I am training XGBoostClassifier using ml.dmlc.xgboost4j.scala.spark version 0.82 on a binary dataset. The training fails with the error message mentioned below. The logic goes through fine with a single parquet file (test done to verify the dataset).
19/05/23 22:49:46 ERROR ApplicationMaster: User class threw exception: ml.dmlc.xgboost4j.java.XGBoostError: XGBoostModel training failed
ml.dmlc.xgboost4j.java.XGBoostError: XGBoostModel training failed
at ml.dmlc.xgboost4j.scala.spark.XGBoost$.ml$dmlc$xgboost4j$scala$spark$XGBoost$$postTrackerReturnProcessing(XGBoost.scala:511)
at ml.dmlc.xgboost4j.scala.spark.XGBoost$$anonfun$trainDistributed$1.apply(XGBoost.scala:404)
at ml.dmlc.xgboost4j.scala.spark.XGBoost$$anonfun$trainDistributed$1.apply(XGBoost.scala:381)
at scala.collection.TraversableLike$$anonfun$map$1.apply(TraversableLike.scala:234)
at scala.collection.TraversableLike$$anonfun$map$1.apply(TraversableLike.scala:234)
at scala.collection.immutable.List.foreach(List.scala:381)
at scala.collection.TraversableLike$class.map(TraversableLike.scala:234)
at scala.collection.immutable.List.map(List.scala:285)
at ml.dmlc.xgboost4j.scala.spark.XGBoost$.trainDistributed(XGBoost.scala:380)
at ml.dmlc.xgboost4j.scala.spark.XGBoostClassifier.train(XGBoostClassifier.scala:196)
at ml.dmlc.xgboost4j.scala.spark.XGBoostClassifier.train(XGBoostClassifier.scala:48)
at org.apache.spark.ml.Predictor.fit(Predictor.scala:118)
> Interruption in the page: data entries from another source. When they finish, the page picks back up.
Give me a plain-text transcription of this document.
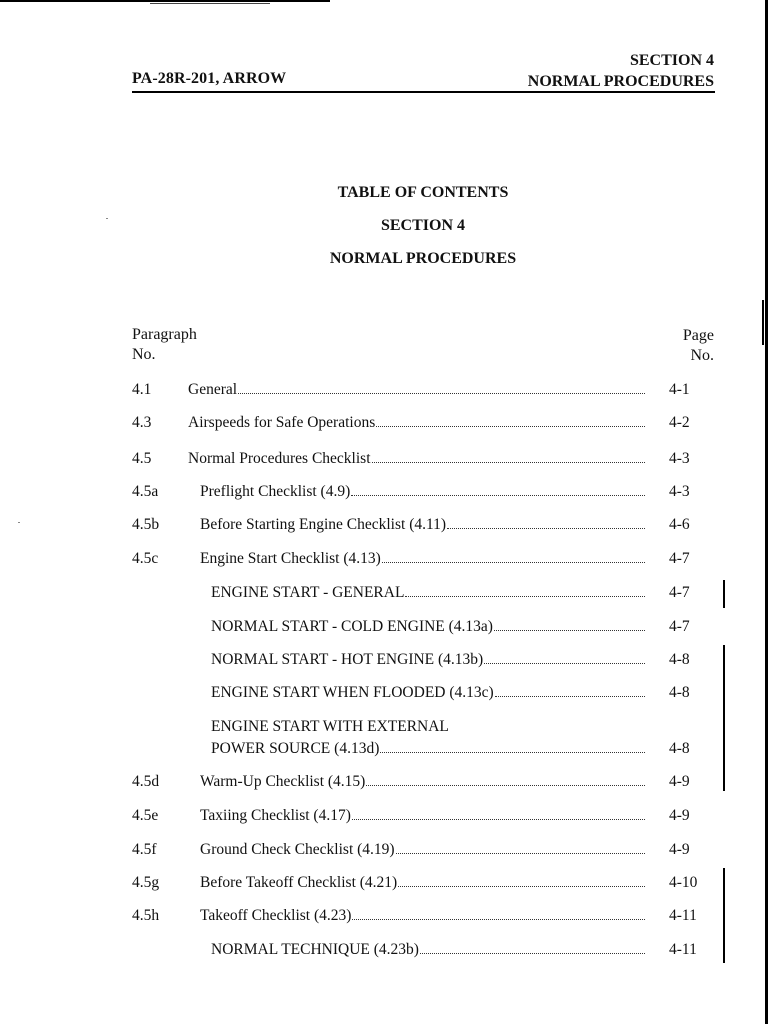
PA-28R-201, ARROW
SECTION 4
NORMAL PROCEDURES
TABLE OF CONTENTS
SECTION 4
NORMAL PROCEDURES
Paragraph
No.
Page
No.
4.1 General	4-1
4.3 Airspeeds for Safe Operations	4-2
4.5 Normal Procedures Checklist	4-3
4.5a	Preflight Checklist (4.9)	4-3
4.5b	Before Starting Engine Checklist (4.11)	4-6
4.5c	Engine Start Checklist (4.13)	4-7
ENGINE START - GENERAL	4-7
NORMAL START - COLD ENGINE (4.13a)	4-7
NORMAL START - HOT ENGINE (4.13b)	4-8
ENGINE START WHEN FLOODED (4.13c)	4-8
ENGINE START WITH EXTERNAL
POWER SOURCE (4.13d)	4-8
4.5d	Warm-Up Checklist (4.15)	4-9
4.5e	Taxiing Checklist (4.17)	4-9
4.5f	Ground Check Checklist (4.19)	4-9
4.5g	Before Takeoff Checklist (4.21)	4-10
4.5h	Takeoff Checklist (4.23)	4-11
NORMAL TECHNIQUE (4.23b)	4-11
at ge.drawbrid.dpp.spark2.demo.UserLevelGenderTrain$.main(UserLevelGenderTrain.scala:72)
at ge.drawbrid.dpp.spark2.demo.UserLevelGenderTrain.main(UserLevelGenderTrain.scala)
at sun.reflect.NativeMethodAccessorImpl.invoke0(Native Method)
at sun.reflect.NativeMethodAccessorImpl.invoke(NativeMethodAccessorImpl.java:62)
at sun.reflect.DelegatingMethodAccessorImpl.invoke(DelegatingMethodAccessorImpl.java:43)
at java.lang.reflect.Method.invoke(Method.java:498)
at org.apache.spark.deploy.yarn.ApplicationMaster$$anon$4.run(ApplicationMaster.scala:721)
Below is the code for the same:
val trainDF = spark.read.parquet(trainDFPath).as[DemoFeatureWithLabel].repartition(numWorkers, col("dbid")).toDF
val testDF = spark.read.parquet(testDFPath).as[DemoFeatureWithLabel].toDF
val paramMap = Map(
"eta" -> 0.1f,
"objective" -> "binary:logistic",
"num_round" -> 100,
"num_workers" -> numWorkers,
//"eval_metric" -> "auc",
"training_metric" -> "true",
//"timeout_request_workers" -> 300000L,
"verbosity" -> verbosity
)
val xgbClassifier = new XGBoostClassifier(paramMap)
.setFeaturesCol("featureVec")
.setLabelCol("label")
.setNumEarlyStoppingRounds(10)
.setMaximizeEvaluationMetrics(true)
.setMaxDepth(6)
.setSilent(isSilent)
.setEvalSets(Map("train"-> trainDF, "test" -> testDF))
.setUseExternalMemory(true)
val model = xgbClassifier.fit(trainDF)
The training dataset is ~12GB (~4M rows and ~100K features). Following is the spark-config (spark-2.3.0) used:
–driver-memory 20g
–master yarn
–deploy-mode cluster
–num-executors 300
–executor-memory 25g
–executor-cores 4
–queue eng-normal
–conf “spark.sql.shuffle.partitions=10001”
–conf “spark.yarn.executor.memoryOverhead=20480”
–conf “spark.dynamicAllocation.enabled=false”
–conf “spark.shuffle.service.enabled=false”
–packages ml.dmlc:xgboost4j-spark:0.82
–conf spark.kryoserializer.buffer.max=256m
Probably the issue has something to do with the config setting. Looking forward to the suggestions. Thanks!